Cabut Gigimu Sebelum Tercabut Kebahagiaanmu

cabut gigi, cerita cabut gigi, pengalaman cabut gigi, cabut gigi tidak sakit, cabut gigi bahagia, cabut gigi geraham berlubang, setelah cabut gigi, cabut gigi tanpa rasa sakit, cabut gigi geraham, biaya cabut gigi, cabut gigi geraham bawah

Via: worldartsme.com [Edit]

“Sebanyak apapun aset kekayaanmu, setinggi apapun jabatanmu, seenak apapun musik kesukaanmu, atau selezat apapun makanan dan minuman yang tersaji di hadapanmu, semuanya berubah jadi tidak asyik kalau gigi merasa sangat sakit…”

~

Pertengahan bulan Januari 2016 kemarin, daku mendapat kabar kalau kakak ipar dilarikan ke puskesmas setempat. Daku pun segera menengok. Begitu memasuki area lorong perawatan pasien saja, bau khas obat-obatan langsung menusuk. Kadang-kadang bikin enggak nyaman. Apalagi, kebetulan daku tengah merasakan nyeri di gigi.

“Kenapa enggak sekalian periksa aja, atuh?” saran Mimih setelah kukeluhkan gigi geraham bagian kanan bawah, “Mumpung di sini. Kalau disengajain ‘kan suka males?!” bujuknya.

It makes sense.

“Kalau dicabut, gimana?” Daku bertanya tak pada ahlinya, “Takut, ah!” akuku.

“Enggak bakal, ah!” ujar Mimih penuh ketidakyakinan, “Yang penting periksa saja dulu, daripada nanti teh sakit terus?!”

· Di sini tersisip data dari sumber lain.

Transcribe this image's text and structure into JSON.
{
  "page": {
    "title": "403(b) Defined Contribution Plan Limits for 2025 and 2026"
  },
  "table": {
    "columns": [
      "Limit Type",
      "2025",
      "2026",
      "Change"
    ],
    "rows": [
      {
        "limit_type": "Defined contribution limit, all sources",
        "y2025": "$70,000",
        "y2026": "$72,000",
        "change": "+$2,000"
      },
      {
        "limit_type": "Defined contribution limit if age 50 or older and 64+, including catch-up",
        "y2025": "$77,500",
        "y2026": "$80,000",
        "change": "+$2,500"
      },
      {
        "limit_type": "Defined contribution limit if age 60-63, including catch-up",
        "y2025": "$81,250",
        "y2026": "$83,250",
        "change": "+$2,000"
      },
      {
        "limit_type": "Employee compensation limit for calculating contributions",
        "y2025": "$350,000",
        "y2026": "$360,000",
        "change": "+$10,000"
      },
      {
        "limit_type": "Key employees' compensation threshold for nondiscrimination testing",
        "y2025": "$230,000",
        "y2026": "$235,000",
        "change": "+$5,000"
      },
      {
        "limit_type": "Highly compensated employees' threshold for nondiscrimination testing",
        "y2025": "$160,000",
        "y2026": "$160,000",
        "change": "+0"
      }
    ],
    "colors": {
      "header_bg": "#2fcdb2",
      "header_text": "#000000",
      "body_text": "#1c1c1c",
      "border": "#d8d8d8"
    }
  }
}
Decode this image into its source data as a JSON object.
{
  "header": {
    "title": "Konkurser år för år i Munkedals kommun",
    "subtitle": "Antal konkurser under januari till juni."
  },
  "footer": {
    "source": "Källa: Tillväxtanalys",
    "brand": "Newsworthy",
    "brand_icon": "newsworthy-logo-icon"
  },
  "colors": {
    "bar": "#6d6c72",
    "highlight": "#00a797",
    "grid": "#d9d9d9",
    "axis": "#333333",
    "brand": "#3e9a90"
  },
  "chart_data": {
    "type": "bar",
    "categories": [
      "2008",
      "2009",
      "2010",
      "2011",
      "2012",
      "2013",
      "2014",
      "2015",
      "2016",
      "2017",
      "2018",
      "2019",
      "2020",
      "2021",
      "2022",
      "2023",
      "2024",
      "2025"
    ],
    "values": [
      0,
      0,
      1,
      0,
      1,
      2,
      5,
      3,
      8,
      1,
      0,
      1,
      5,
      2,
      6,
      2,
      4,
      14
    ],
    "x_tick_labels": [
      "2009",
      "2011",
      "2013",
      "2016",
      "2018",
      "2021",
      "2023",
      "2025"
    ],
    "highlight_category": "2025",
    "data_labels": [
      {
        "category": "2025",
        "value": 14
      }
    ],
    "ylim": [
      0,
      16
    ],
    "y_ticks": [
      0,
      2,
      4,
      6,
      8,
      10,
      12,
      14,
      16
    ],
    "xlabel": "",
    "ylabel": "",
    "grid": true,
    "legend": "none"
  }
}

Awalnya daku mencari alibi untuk menghindari proses pemeriksaan gigi. Galau juga. Pengin sembuh, tapi enggan diperiksa, sebab takut musti dicabut. Tapi kalau dibiarin juga percuma. Rasa nyerinya semakin menjadi. Apalagi daku tidak meminum penawar sakit gigi apapun. Sampai akhirnya… daku pun bersedia.

Dokter giginya laki-laki. Beliau dibantu asisten perempuan yang terus saja ngomong. Daku senang sebab dokternya terlihat mantap. Tapi daku kurang percaya pada orang yang mendampinginya. Maksudnya bagaimana, ya? Kurang meyakinkan, begitu.

Sesuatu yang daku takutkan pun terjadi. Dokter memvonis musti cabut gigi. Dan, daku yang sangat kaget pun menyatakan ketidaksiapan. Ciut benar! Ini bakalan jadi agenda cabut gigi perdana dalam hidupku.

Waktu itu kondisi giginya memang sedang sakit, jadi agenda ngeles-ku diterima. Beliau pun hanya memberikan obat Amoxillin 500mg dan Paracetamol. Namun sebelum daku pergi, beliau tak lupa menyerukan sesuatu yang mendadak bikin daku cemas,

“Siap-siap ya, Neng, ketemu lagi hari Senin!”

No!!!

~

Mitos Dicabut Gigi

mitos cabut gigi, cabut gigi saat sakit, cabut gigi saat sakit gigi, cabut gigi sakit tak, cabut gigi sakit atau tidak, cabut gigi sakit gak, obat cabut gigi ampuh, pereda sakit gigi, cabut gigi tidak sakit, proses cabut gigi

Amoxillin 500mg dan Paracetamol benar-benar ampuh meredakan sakit gigiku. Diulang, me-re-da-kan, bukan mengobati. Daku jadi tak terganggu lagi dengan rasa nyeri, ngilu, dan juga sakit kepala. Lebih lagi biayanya murah. Hanya daftar ke puskesmas, dibuatkan kartu anggota, dan dikenakan biaya 5000 saja. Woah, terima kasih banyak!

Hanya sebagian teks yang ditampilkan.